Fig. 4. PKA phosphorylates the members of trans-sialidase super-family in vivo

Triton X −100 protein extracts from trypomastigotes and L₆E₉ myoblast culture media heavily infected with trypomastigotes were used for immunoprecipitation by antibodies to trans-sialidase family and then immunoblot by a phospho-(Ser/Thr) PKA substrate antibody (rabbit poly-clonal antibody) (dilutions: 1:100 for immunoprecipitation; 1:1000 for immunoblot). A. Co-IP in Triton X −100 protein extracts from trypomastigotes with a SA85-1.1 antibody. Precipitated complex by a SA85-1.1 antibody contained a broad band recognized by a phospho-(Ser/Thr) PKA substrate antibody. Lane 1, Negative control using pre-immune rabbit serum; Lane 2, Immunoprecipitation with SA85-1.1 antibody. B. Co-IP in Triton X −100 protein extracts from trypomastigotes with a TCTS 6 11/2 antibody. Precipitated complex by a TCTS 6 11/2 antibody contained three bands recognized by a phospho-(Ser/Thr) PKA substrate antibody Lane 1, Negative control using pre-immune mouse serum; Lane 2, Immunoprecipitation with TCTS 6 11/2 antibody C. Immunoprecipitation using L₆E₉ myoblast culture media heavily infected with trypomastigotes. A commercial sialidase antibody precipitated several proteins of trans-sialidases in the media with T. cruzi infected L₆E₉ myoblast. Lane 1, Uninfected L₆E₉ myoblast culture medium as negative control. Lane 2, Media from L₆E₉ myoblast heavily infected with trypomastigotes. Note that there were several bands precipitated by the sialidase antibody and these bands reacted with the same antibody on immunoblot, indicating that they were shed trans-sialidases. D. Co-IP using L₆E₉ myoblast culture media heavily infected with trypomastigotes with a commercial sialidase antibody followed by immunoblot with a phospho-(Ser/Thr) PKA substrate antibody. The shed trans-sialidases reacted with the phospho-(Ser/Thr) PKA substrate antibody, indicating that they were phosphorylated by TcPKAc before being shed into the media. Lane 1, Uninfected L₆E₉ myoblast culture medium as negative control. Lane 2, Medium from L₆E₉ myoblast heavily infected with trypomastigotes.

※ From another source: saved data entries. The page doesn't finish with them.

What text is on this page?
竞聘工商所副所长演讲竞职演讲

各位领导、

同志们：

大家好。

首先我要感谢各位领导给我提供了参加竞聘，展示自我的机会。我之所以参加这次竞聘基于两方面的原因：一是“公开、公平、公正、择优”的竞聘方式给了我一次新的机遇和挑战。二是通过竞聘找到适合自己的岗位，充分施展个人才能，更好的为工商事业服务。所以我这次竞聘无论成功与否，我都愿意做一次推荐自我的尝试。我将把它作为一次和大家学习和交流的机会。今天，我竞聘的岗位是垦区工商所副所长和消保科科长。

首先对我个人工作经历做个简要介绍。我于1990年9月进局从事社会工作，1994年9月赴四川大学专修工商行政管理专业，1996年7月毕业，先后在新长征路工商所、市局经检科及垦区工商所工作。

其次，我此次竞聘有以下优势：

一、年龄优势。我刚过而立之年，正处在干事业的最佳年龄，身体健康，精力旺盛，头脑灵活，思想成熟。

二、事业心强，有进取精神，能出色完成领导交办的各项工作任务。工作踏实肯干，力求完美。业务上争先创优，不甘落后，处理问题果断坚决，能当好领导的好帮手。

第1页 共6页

Fig. 5. TcPKAc localizes both in cytoplasm and on membrane

A. IFA was performed in trypomastigotes. With treatment of Triton X-100 for permeabilization, TcPKAc staining is evident in the cytoplasm (1–2 panel). Without permeabilization (no Triton X-100), the antibody also recognized TcPKAc on the surface membrane and flagellum (3–6 panels). Trypsin treatment dramatically reduced surface staining with TcPKAc mAb (7–8 panels). Unrelated mAb (anti-bag5 of Toxoplasma gondii) was used as negative control (9–10 panels). Scale bars = 10 µm. B. SA85-1.1 rabbit polyclonal antibody was used to confirm the effect of trypsin treatment of trypomastigotes. Control IFA was performed on parasites without trypsin treatment. Trypsinized parasites were obtained by the process described in Material and Method. Note that Trypsin treatment dramatically reduced surface staining with the SA85-1.1 antibody.